In such scenarios, California law provides a clear default. In the absence of an agreement by the parties (either a contractual provision to the contrary or another agreement), the CAA governs procedural matters in arbitrations held in California. This includes discovery rights, appointment of arbitrators, and rules for vacatur and confirmation of awards. The FAA still applies - particularly to the arbitration agreement's enforceability and in Federal proceedings - but it does not automatically displace the CAA. Unless the FAA directly conflicts with California law or a party seeks to enforce the arbitration agreement in Federal court, the procedural law of the forum typically governs. This structure is supported by cases like Volt Info. Sciences v. Board of Trustees of Leland Stanford Junior Univ., 489 U.S. 468 (1989) ("Volt"), which upheld the application of California arbitration rules in a contract involving interstate commerce, and Cronus Investments v. Concierge Services, 35 Cal.4th 376 (2005), which reaffirmed that the CAA governs unless expressly displaced.

In this particular arbitration, because the agreement did not specify the FAA and the proceedings were in California, the arbitrator determined that the CAA governed the procedure.

The choice of law trap: Massachusetts rules in an LA arbitration?

Another arbitrator faced a matter that brought a different twist. A Los Angeles investment firm had partnered with a Boston-based cryptocurrency startup to raise capital and navigate the shifting terrain of digital asset regulation. Their agreement called for "binding arbitration of all disputes" in Los Angeles. However, it also included a choice-of-law clause stating that the agreement "shall be governed by and construed in accordance with the laws of the Commonwealth of Massachusetts."

When the relationship soured, the investment firm initiated an arbitration, claiming that the startup had misrepresented its regulatory compliance, leading to a failed fundraising round and reputational fallout.
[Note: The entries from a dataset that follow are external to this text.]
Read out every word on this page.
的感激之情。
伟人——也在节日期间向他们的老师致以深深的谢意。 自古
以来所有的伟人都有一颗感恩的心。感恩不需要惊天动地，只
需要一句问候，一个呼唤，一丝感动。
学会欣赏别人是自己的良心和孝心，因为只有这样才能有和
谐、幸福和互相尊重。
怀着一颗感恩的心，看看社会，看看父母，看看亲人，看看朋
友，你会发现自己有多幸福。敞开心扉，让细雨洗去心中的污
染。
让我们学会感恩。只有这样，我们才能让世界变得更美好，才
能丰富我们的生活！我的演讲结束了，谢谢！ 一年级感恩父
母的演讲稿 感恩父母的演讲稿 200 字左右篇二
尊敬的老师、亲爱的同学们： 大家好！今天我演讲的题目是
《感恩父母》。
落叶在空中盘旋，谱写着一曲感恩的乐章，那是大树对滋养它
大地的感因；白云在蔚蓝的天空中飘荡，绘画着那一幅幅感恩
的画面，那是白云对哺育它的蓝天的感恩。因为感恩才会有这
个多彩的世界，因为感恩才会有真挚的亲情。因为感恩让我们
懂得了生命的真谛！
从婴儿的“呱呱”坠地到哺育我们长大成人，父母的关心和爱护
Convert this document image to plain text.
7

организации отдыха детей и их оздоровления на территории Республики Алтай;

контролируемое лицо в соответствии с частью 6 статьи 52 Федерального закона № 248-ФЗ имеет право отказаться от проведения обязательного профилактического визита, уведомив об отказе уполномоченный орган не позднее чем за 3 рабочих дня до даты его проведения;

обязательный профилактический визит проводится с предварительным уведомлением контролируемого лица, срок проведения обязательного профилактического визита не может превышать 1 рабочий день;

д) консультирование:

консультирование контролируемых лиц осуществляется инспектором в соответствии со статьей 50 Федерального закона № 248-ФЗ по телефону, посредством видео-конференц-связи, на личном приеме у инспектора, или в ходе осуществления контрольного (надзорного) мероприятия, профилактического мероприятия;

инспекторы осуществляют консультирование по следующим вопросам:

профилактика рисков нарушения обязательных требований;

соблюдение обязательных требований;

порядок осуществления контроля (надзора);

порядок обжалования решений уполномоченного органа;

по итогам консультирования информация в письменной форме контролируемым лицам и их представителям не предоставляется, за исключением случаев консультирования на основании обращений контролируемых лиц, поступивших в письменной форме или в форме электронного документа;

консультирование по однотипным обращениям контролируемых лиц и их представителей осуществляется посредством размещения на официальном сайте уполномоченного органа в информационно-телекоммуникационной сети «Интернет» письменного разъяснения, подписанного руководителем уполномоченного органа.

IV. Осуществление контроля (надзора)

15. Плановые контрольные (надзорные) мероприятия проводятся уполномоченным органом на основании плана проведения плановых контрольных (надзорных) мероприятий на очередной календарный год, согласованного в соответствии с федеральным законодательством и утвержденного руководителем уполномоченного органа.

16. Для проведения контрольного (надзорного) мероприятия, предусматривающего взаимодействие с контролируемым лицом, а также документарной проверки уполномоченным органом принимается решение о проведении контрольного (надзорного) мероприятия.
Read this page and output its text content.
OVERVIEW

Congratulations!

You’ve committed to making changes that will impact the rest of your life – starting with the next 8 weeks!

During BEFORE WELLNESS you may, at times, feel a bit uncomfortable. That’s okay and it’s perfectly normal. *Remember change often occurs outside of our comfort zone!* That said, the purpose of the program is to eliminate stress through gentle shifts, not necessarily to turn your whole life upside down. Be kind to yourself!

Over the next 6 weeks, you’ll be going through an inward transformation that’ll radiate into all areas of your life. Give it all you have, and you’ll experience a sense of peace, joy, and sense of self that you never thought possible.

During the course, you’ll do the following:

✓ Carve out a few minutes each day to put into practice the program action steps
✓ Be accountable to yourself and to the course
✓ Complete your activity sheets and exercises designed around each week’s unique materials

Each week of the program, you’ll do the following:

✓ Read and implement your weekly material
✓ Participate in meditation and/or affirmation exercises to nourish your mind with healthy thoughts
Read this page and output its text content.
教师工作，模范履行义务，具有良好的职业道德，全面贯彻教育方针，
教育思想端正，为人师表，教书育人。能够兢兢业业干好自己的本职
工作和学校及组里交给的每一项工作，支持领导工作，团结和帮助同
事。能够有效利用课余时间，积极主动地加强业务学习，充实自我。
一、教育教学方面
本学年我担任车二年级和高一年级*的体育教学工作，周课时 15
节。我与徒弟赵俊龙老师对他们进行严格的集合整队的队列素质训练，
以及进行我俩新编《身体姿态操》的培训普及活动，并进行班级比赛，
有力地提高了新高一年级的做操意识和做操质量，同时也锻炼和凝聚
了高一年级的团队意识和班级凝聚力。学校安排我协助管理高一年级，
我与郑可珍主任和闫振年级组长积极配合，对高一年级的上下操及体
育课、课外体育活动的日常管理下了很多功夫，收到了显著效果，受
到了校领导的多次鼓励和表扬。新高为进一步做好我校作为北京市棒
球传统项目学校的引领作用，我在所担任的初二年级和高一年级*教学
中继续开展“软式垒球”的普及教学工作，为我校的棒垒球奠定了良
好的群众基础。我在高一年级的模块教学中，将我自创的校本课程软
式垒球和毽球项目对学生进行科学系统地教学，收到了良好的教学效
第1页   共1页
The startup responded by arguing that the firm had been unable to promote the offering as promised. Procedural friction soon followed. The Los Angeles firm sought to depose several former startup employees and requested broad document production. The startup pushed back, arguing that Massachusetts arbitration law, which sharply limits prehearing discovery, should control based on the choice-of-law clause in the agreement.

The arbitrator was now faced with a nuanced but crucial question: Does a general choice-of-law clause importing another state's substantive law also displace California's procedural arbitration rules?

Under California precedent, the answer is generally no. Courts interpret choice-of-law clauses as selecting substantive law unless the contract explicitly states that the arbitration will be conducted under another state's procedural law. Volt; see Mastick v. TD Ameritrade, Inc., 209 Cal.App.4th 1258 (2012). As a result, the CAA continues to govern procedural issues - including discovery - unless the parties have clearly and unambiguously agreed otherwise. The FAA, again, remains in the background, relevant primarily for questions of enforceability or preemption but not determinative of procedural matters in state-seated arbitrations.

In this case, because the agreement did not expressly provide that Massachusetts arbitration procedures would apply, the arbitrator ruled that California's procedural rules did. Discovery moved forward under the CAA with broader rights than would have been available under Massachusetts law.

Final thoughts

SB 940 is transforming the procedural playing field for arbitration in California. Agreements that once relied on silence to limit discovery may now expose clients to a litigation-like process if the arbitration is seated in California. Unless parties expressly opt out of the CAA's procedural rules and clearly identify alternative frameworks, SB 940 opens the door to discovery tools that were once off-limits.